Workplace security officials have ordered Amazon to review its harsh weather policies and take new precautions after six workers died in a crash at a Illinois warehouse.
The letter issued by the Labor Inspectorate on Tuesday outlined some issues with Amazon’s handling of a direct tornado hit in Edwardsville in December. The megaphone that would be used to warn workers of severe weather was locked and inaccessible, and some workers told OSHA investigators that they had never been told where to take shelter in such a situation.
But officials said Amazon had met “minimal federal safety guidelines” for severe weather and chose not to fine the technology giant over the deaths. All six workers who died worked for external contractors handling Amazon supplies. A seventh worker was seriously injured.
“Amazon and all employers should exceed the minimum requirements,” Doug Parker, head of OSHA, said in an interview with reporters Tuesday. “Employers must have a plan that protects all workers and all people on the property when a disaster strikes.”
Amazon did not immediately respond to a request for comment.

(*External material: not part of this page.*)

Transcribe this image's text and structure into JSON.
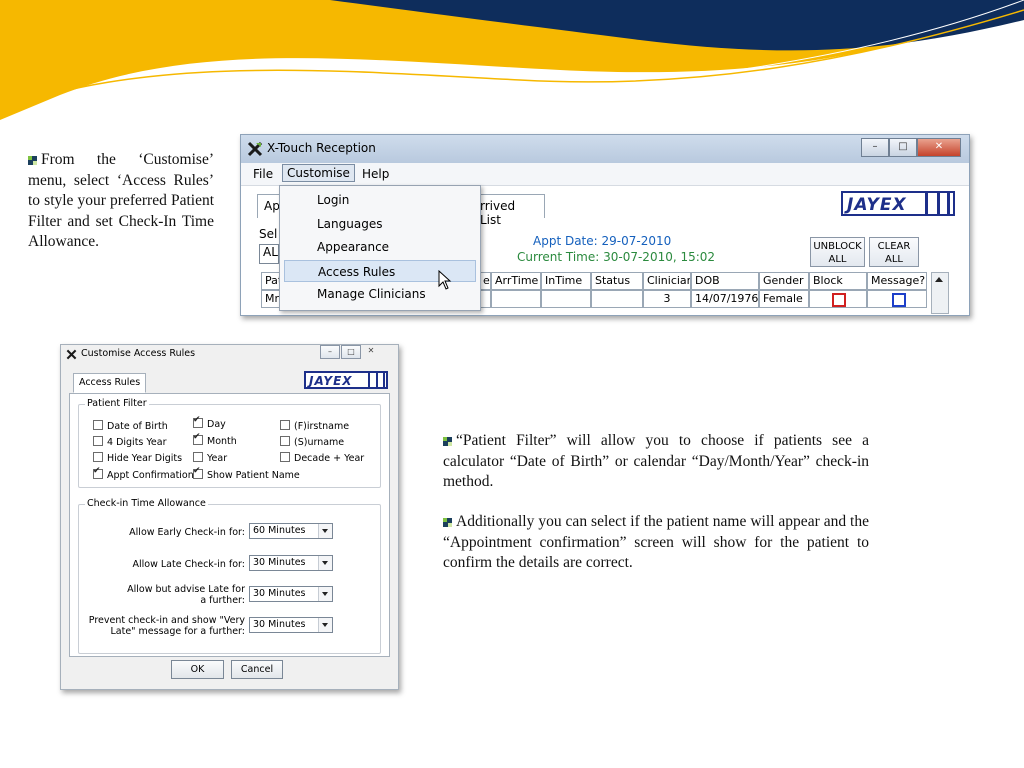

According to the “hazard alert” letter sent to Amazon, managers began telling workers to go to the bathroom to get shelter about 10 minutes before the tornado hit. The designated shelter-in-place location was a restroom on the north side of the building, but 10 workers, including five of those who died, ended up in a bathroom at the south end of the facility, near a loading dock.
“Amazon and all employers should go beyond the minimum requirements.”
– Doug Parker, Head of OSHA
Aaron Priddy, an area director for OSHA, said the tornado hit right near this area of the warehouse, took off the roof and collapsed the western wall. Priddy said investigators could not determine with certainty why workers ended up there – because they were told to get to a bathroom (in this case the wrong one), or because it was the most logical place to go near a charging station without other structured spaces.
“We know there was confusion about exactly where to report,” said Priddy, who wrote the letter to Amazon. “It really underscores the importance of advance planning.”
Priddy wrote that Amazon’s emergency plan was not tailored to weather events likely to hit Edwardsville. Instead of being “adapted with specific instructions”, the plan was generalized and included scenarios that were unlikely to unfold in the area, like a hurricane. Amazon’s plan noted evacuation routes for the warehouse, but did not identify the shelter-in-place area.
But Priddy also said it was not appropriate to issue a quote against Amazon. OSHA does not have a safety standard for particularly severe weather, but can fine a company under what is known as “general duty,” which broadly states that employers have an obligation to keep workers safe from injury.
Amazon responded “the way we would expect of any employer,” Priddy said. “But we identified several options where Amazon could improve their severe weather response plan.”
OSHA officials said Amazon needs to make sure everyone, including contractors, participates in hard weather drills and knows where to shelter in place. They also said that Amazon should make written plans with site-specific guidelines for events like tornadoes and not just fires.